The party argued: "Scotland is a rich country. In terms of wealth created per head we are the seventh richest country in the developed world. The Scottish parliament offers us the chance to begin the process of governing Scotland well and delivering the best policies for long-term sustainable growth."

Considering the timescales involved, the SNP said they would anticipate remaining part of the sterling area, and retaining the sterling currency, until entry to the Single Currency: "Given the policy of the government to move the exchange rate fundamentals into a position to make entry possible within the timescale under consideration, this makes this option the most prudent and sensible."

There were no tributes to the SNP's prudence or sense from either Labour or the Tories. The Conservative leader, Mr William Hague, spent much of his time campaigning in Perth, fending off questions about his party's state of internal disarray. He ridiculed the SNP plans, saying: "Laughter would have to be the reaction.

They seem to make up these figures as they go along without any independent corroboration. There would be a big financial deficit for Scotland."

Mr Blair was even more withering when he addressed the press lunch, whose guests at the top table included Mr Salmond.

Those who argued the case for separation had a burden to prove their case, Mr Blair said.
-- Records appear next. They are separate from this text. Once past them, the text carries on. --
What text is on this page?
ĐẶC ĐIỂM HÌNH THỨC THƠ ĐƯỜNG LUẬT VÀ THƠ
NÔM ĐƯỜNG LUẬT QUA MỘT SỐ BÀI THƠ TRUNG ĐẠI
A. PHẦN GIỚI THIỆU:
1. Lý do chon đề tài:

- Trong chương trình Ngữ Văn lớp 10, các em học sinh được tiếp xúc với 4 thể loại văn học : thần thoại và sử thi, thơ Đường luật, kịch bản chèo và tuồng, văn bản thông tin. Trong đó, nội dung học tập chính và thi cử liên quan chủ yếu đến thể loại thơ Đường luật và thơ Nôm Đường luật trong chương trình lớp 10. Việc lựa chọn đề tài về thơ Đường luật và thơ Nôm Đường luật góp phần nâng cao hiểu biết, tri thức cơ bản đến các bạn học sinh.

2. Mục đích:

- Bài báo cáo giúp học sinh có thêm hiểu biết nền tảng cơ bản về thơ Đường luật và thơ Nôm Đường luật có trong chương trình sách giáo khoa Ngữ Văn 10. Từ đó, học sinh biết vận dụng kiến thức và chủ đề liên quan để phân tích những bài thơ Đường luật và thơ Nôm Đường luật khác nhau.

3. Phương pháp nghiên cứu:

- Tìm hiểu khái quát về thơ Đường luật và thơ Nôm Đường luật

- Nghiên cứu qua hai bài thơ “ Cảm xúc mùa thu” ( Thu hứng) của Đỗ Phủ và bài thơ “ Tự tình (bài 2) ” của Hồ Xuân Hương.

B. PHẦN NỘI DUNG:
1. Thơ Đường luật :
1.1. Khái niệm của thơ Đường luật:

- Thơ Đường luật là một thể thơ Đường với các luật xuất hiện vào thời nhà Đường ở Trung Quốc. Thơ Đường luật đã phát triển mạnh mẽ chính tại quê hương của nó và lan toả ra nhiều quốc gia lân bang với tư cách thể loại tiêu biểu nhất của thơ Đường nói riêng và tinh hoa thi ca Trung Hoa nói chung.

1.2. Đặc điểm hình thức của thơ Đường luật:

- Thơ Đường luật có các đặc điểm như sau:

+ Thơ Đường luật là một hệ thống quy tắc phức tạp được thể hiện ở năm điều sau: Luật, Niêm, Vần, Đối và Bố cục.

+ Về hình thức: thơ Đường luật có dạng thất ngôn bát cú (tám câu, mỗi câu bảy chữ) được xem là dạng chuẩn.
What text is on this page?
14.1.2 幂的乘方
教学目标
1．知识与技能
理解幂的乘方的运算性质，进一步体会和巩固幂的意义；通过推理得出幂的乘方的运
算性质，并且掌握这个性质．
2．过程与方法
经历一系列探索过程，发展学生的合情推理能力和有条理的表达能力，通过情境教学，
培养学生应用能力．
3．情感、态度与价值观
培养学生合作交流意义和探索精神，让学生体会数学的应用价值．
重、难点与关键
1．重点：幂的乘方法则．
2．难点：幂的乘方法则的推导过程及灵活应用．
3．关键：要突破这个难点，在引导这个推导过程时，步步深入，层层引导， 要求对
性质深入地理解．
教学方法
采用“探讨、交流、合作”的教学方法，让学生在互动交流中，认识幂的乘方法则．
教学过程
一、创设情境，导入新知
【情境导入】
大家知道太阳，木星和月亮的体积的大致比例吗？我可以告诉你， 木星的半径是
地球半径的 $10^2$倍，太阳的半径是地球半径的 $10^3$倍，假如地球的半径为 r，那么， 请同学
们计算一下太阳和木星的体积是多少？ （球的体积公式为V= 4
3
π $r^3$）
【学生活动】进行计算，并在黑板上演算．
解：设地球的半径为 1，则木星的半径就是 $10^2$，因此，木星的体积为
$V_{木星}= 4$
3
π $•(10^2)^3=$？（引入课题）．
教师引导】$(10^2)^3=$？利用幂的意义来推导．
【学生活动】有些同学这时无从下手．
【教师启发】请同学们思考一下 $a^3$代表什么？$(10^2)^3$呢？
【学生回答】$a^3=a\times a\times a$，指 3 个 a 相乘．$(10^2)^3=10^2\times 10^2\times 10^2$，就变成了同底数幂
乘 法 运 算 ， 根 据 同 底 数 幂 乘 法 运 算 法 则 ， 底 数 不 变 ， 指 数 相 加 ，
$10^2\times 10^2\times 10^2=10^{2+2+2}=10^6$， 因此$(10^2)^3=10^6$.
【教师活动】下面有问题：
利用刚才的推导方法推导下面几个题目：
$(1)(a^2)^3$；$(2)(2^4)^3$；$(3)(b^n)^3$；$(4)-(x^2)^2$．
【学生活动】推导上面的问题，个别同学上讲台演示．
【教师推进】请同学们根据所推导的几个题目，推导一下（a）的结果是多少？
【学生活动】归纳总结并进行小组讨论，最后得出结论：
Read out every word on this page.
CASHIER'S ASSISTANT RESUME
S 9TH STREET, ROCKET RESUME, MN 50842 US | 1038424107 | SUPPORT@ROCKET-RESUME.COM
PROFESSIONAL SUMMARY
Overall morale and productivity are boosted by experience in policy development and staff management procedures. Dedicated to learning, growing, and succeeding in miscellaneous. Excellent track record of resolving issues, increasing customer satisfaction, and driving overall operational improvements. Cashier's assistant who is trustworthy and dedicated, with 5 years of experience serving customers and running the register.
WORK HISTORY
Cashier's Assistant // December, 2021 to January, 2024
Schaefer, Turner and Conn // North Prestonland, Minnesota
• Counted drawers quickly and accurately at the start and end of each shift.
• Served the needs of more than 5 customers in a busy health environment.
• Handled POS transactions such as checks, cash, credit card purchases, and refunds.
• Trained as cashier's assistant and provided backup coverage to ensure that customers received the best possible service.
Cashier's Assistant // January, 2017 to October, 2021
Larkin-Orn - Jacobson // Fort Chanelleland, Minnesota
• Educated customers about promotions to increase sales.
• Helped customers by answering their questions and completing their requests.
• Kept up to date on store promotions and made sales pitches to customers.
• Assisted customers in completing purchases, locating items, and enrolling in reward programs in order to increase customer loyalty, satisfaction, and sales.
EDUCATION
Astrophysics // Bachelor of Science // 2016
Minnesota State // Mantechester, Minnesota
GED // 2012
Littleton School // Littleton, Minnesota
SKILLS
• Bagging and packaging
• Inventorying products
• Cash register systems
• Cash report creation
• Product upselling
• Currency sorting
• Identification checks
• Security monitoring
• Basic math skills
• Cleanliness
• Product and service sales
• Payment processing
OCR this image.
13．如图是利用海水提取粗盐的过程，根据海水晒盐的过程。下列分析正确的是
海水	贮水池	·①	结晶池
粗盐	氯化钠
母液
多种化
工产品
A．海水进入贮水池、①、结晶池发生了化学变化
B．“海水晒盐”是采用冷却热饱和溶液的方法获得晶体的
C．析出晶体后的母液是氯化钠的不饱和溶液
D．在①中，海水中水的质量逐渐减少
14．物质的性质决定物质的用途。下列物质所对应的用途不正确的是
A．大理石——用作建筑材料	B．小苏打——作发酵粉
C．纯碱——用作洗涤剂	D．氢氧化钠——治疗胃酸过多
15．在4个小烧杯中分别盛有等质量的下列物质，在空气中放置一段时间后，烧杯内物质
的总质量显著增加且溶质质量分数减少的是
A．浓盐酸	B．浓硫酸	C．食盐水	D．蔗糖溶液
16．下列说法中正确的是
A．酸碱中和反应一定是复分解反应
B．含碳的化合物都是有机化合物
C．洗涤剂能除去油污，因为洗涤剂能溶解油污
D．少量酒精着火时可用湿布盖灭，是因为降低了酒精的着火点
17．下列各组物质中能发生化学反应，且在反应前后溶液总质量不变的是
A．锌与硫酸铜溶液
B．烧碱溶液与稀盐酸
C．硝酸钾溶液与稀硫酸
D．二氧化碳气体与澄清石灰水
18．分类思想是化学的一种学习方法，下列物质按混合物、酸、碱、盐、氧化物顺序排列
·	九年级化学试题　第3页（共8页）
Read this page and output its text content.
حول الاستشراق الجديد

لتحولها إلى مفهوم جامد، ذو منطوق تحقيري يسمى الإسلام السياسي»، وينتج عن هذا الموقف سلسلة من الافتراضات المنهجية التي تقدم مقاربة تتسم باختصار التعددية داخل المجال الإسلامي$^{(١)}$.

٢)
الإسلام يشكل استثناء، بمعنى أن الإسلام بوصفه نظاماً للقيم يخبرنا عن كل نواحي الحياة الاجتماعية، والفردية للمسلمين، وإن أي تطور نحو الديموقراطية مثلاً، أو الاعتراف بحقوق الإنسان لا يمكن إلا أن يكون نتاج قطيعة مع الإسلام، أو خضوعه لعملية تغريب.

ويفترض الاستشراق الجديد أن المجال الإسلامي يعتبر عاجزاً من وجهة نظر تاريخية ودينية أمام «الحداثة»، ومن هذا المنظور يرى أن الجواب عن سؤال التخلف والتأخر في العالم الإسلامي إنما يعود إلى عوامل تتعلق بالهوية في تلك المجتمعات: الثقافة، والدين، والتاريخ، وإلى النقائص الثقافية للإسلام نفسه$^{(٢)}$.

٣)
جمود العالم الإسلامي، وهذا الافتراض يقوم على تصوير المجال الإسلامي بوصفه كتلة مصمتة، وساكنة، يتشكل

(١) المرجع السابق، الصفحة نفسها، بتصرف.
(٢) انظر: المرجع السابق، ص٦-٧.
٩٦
He derided a "balance sheet" he claimed did not include the costs of debt interest payments, and assumed a debt-free inheritance; which "assumes you apply for European Union membership expecting them to pay you more money than you pay them" and which "envisages no start-up costs for a separate state, and budgets nothing for the embassies and consulates they dream of."

It was, said Mr Blair, "a prospectus which taxes the mind as well as the wallet" before returning to Labour's consistent election theme that "divorce" would mean higher taxes, job losses and businesses chased away.

Mr Salmond was determined, however, that Mr Blair should not have a completely free run on this occasion, drawing laughter with his own take on the popular TV programme by raising a card bearing the word - "bluff".